Wednesday, April 4, 2018

A Dim View Of The Writing Life

The professional writer who spends his time becoming other people and places, real or imaginary, finds he has written his life away and has become almost nothing.

V. S. Pritchett 

Tuesday, April 3, 2018

Reading J. D. Salinger As An Adult

 When I flick through my old copies of J. D. Salinger's stories, I see that all the passages my teenage self has identified as especially moving and wonderful are precisely those that now make me frown and recoil. Where once the angst and alienation of Salinger's heroes--their hypersensitivity to "phoniness"--filled me with awe and some sheepishness about my own capacity for compromise, I am now inclined to feel that phoniness, as much as any other human weakness, deserves a bit of sympathy. I can still enjoy the Catcher in the Rye if I read it with a sort of squint, maintaining the illusion of some separation between Holden's disaffected worldview and Salinger's.
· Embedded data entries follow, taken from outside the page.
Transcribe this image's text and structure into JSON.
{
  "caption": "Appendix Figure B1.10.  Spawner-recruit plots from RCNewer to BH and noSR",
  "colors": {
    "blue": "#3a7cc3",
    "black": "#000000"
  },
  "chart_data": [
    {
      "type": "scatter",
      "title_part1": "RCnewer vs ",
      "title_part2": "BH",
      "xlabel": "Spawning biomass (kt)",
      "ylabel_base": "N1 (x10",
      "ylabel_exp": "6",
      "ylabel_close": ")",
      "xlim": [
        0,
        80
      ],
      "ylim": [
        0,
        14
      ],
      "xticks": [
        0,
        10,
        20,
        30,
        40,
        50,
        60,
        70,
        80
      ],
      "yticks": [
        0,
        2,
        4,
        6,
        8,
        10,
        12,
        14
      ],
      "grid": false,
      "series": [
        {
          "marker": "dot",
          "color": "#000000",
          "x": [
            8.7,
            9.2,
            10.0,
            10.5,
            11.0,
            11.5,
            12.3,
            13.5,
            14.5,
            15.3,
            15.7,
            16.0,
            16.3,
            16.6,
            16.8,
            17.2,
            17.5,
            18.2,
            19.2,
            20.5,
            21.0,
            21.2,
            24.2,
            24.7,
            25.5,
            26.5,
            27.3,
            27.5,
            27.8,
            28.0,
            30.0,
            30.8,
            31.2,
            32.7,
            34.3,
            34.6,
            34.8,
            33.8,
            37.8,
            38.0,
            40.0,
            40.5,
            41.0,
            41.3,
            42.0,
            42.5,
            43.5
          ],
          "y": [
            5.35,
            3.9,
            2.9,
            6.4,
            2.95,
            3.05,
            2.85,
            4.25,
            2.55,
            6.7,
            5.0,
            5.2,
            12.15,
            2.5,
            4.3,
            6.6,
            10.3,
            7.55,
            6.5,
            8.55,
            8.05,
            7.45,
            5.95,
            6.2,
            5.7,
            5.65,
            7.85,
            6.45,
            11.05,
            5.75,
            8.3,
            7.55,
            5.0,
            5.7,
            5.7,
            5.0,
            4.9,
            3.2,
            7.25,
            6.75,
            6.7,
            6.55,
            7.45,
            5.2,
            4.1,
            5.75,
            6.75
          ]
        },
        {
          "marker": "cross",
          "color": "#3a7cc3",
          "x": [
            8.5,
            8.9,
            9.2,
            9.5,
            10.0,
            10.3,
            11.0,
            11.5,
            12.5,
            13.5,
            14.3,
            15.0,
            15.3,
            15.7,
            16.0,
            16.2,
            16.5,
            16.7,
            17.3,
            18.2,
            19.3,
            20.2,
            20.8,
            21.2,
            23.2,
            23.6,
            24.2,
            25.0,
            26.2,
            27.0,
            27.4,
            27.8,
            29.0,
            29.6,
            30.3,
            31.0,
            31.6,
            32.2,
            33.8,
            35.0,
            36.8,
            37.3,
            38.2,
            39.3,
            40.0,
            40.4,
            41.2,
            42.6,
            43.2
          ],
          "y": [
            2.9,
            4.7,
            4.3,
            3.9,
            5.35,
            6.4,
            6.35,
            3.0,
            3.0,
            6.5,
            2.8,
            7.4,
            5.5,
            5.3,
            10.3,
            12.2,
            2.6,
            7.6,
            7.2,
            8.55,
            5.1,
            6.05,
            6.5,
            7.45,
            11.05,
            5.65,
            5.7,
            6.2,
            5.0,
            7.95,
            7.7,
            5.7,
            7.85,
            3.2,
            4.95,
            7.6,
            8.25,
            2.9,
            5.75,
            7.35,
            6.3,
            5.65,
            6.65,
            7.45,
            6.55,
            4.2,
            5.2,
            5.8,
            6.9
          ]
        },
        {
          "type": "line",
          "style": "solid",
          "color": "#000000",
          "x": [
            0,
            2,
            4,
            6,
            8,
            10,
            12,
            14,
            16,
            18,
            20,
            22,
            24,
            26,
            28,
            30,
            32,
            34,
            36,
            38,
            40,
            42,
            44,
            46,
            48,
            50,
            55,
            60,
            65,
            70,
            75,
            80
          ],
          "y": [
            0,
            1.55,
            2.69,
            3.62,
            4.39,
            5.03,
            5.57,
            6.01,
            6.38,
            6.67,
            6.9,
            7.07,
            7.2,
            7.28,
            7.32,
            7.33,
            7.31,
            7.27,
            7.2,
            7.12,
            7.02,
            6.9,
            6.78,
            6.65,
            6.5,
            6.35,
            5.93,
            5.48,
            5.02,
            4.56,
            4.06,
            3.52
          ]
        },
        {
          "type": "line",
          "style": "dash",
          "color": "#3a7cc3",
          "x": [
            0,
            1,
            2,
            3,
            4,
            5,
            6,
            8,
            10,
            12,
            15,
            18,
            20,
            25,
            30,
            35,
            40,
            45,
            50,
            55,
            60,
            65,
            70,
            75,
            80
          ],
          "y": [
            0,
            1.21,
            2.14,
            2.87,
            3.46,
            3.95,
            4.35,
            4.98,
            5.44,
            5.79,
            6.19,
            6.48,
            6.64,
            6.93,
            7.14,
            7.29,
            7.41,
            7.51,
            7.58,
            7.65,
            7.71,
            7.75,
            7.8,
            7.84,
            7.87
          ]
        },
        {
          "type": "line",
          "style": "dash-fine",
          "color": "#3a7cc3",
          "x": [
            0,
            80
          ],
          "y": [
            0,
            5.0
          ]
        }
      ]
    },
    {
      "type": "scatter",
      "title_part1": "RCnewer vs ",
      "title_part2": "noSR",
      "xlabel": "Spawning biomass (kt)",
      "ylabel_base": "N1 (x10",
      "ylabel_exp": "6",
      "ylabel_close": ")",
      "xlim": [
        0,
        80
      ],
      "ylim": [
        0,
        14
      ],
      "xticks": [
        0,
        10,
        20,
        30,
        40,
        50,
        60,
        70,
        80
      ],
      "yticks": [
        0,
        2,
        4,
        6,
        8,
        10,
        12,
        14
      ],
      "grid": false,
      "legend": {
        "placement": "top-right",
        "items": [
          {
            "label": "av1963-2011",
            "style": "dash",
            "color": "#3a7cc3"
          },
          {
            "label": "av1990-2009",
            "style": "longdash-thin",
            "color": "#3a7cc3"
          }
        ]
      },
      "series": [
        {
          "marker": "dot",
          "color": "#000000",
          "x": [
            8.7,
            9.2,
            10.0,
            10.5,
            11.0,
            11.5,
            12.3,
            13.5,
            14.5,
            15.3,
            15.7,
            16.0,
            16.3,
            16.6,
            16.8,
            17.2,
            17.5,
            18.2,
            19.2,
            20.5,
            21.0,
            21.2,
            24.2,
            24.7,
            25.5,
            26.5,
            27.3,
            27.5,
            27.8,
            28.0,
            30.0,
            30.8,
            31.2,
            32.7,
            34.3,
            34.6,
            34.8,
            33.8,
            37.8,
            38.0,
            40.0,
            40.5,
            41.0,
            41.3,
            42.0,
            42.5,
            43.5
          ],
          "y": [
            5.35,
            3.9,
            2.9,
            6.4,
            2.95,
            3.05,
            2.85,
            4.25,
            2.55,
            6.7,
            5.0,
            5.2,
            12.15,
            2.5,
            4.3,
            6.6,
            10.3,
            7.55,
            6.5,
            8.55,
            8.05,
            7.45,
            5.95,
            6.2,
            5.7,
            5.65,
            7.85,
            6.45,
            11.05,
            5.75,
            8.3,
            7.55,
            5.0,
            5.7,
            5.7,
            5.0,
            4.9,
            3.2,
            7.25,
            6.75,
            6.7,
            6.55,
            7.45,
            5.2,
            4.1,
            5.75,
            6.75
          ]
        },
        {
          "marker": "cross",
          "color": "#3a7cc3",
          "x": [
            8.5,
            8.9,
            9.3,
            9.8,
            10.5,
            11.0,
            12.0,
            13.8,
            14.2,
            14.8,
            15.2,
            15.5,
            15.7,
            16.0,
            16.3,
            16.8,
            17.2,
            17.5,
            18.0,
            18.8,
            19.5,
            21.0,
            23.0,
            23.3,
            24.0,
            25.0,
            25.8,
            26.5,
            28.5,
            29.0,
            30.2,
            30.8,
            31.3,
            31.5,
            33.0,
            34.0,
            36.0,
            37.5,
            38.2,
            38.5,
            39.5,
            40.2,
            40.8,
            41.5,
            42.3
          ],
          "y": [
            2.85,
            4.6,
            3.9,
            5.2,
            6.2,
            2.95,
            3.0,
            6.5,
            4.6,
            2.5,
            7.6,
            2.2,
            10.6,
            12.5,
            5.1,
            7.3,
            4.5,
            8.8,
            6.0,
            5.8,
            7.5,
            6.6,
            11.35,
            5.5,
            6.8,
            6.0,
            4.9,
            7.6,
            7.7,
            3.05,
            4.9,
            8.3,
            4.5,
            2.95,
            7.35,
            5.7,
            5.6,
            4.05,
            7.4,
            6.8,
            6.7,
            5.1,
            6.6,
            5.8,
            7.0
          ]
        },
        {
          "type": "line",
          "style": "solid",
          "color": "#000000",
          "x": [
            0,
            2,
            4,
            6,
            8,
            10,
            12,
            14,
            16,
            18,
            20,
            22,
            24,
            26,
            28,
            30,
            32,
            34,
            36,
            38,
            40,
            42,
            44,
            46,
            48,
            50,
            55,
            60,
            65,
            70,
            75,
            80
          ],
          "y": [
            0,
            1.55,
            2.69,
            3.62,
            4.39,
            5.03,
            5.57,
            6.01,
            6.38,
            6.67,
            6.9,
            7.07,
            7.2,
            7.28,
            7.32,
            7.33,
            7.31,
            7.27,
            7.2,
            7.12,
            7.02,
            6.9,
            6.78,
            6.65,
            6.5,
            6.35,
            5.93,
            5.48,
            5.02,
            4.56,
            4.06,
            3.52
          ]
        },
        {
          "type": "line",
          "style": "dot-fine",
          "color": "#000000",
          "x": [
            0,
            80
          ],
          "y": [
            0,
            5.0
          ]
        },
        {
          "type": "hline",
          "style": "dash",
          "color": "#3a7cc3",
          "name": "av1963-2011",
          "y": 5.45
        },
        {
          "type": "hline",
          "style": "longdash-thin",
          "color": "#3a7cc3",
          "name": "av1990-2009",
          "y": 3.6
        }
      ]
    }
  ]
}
But by the time I get to the Glass stories, wherein the preternaturally brilliant and morally fine Glass children struggle to bear a world filled with second-rate English professors and inadequately nuanced productions of Chekhov, I have to give up. [When I discovered Catcher in the Rye as a seventh grader, I felt I was reading the best novel ever written. This book, among others, inspired me to be a writer. Last year, when I reread Catcher in the Rye for the first time, I found the novel a bit puerile, and forced.]

Zoe Heller

Monday, April 2, 2018

First Novels by Teenagers

I always wanted to be a novelist, from the time that I was a little kid and first learned that such a job existed. I decided to attempt my first novel when I was a teenager, and I thought it was going to be easy--that I'd no doubt be published before I graduated from high school. It obviously didn't work that way. It would be ten years of learning the craft and abandoning novels that weren't working before I had my first novel published.

Marissa Meyer in Children's Writer's and Illustrator's Market, edited by Chuck Sambuchino, 2013 

Sunday, April 1, 2018

Lapdog Journalism

I think the principal problem with the establishment press, at least in terms of political journalism, has been excess deference to, and closeness with, the most powerful political factions, precincts over which journalism is, at its best, supposed to exercise oversight and serve as a watchdog. Instead it serves as a kind of amplifying mechanism and as a servant to them.